Education and Teaching
Grant was educated at Upper Canada College and Queen's University where he graduated with a History degree. He attended Balliol College at the University of Oxford on a Rhodes Scholarship, a trust his grandfather, George Parkin, had headed at one time. Upon winning the Rhodes Scholarship, he enrolled towards a degree in Law at Oxford, but after World War II ended, and Grant had experienced a deeper personal bond with Christianity, he decided to change studies. His D.Phil. research was interrupted by the war, and he was already teaching in Dalhousie University's Philosophy department when he completed his thesis, "The Concept of Nature and Supernature in the Theology of John Oman", during a year long sabbatical in 1950. Grant was a faculty member at Dalhousie twice (1947–1960, 1980–1988), York University (1960-1; he resigned before teaching) and McMaster University's Religion department (1961–1980), which he founded and led in the 1960s and early 70s. In 1977 he became an Editorial Advisor of the journal Dionysius, which published his essay Nietzsche and the Ancients: Philosophy and Scholarship in 1979.

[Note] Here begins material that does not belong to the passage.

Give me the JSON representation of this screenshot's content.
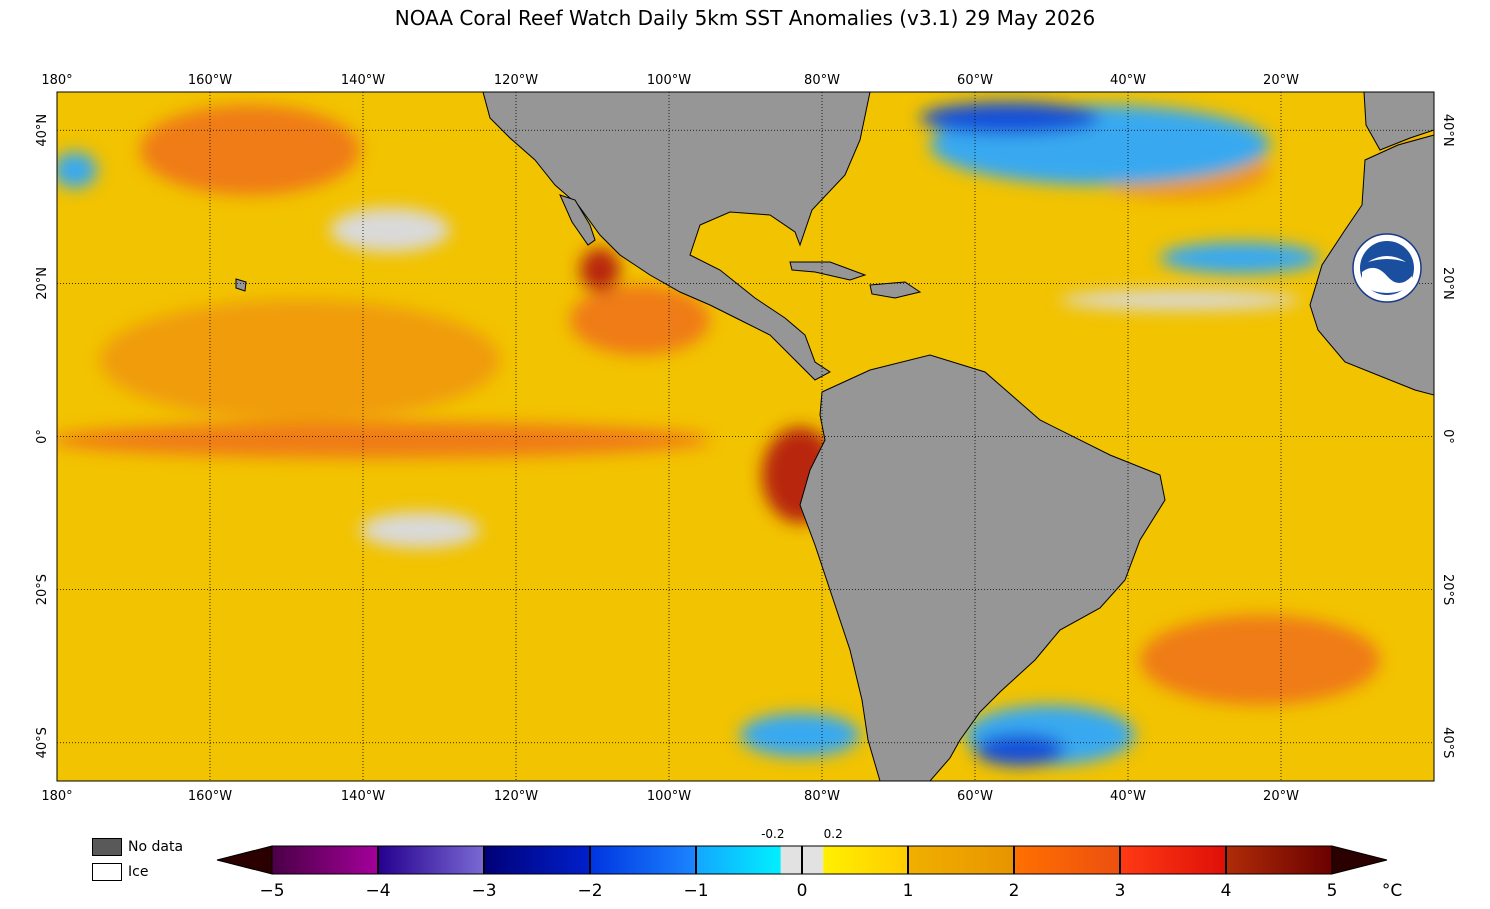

In George Grant: A Biography his struggles as a self-taught philosopher are highlighted.
Grant was not readily accepted into the traditional academic community of scholars in Canada. Resistance was provoked by some of Grant's less 'progressive' stances, most notably the definition of philosophy he published in 1949: "The study of philosophy is the analysis of the traditions of our society and the judgment of those traditions against our varying intuitions of the Perfections of God". Especially angered and upset was Fulton Anderson of the University of Toronto’s Philosophy department. Grant’s definition is telling, in that it marks his unique take on the philosophy's human perspective, which did not necessarily include assumptions regarding the 'objectivity' of science, or the blind acceptance of the Enlightenment’s Fact-value distinction.
Throughout his career Grant was seen as a unique voice within academic institutions, and thus had strong appeal beyond the strict 'community of scholars'. In fact, Grant criticized the trend in universities to move away from the 'unity' of the traditional academy to a 'multi-versity' comprising separate hives of undergraduate students, graduate students, professional faculties and professors (years before American Allan Bloom would become famous for similar themes).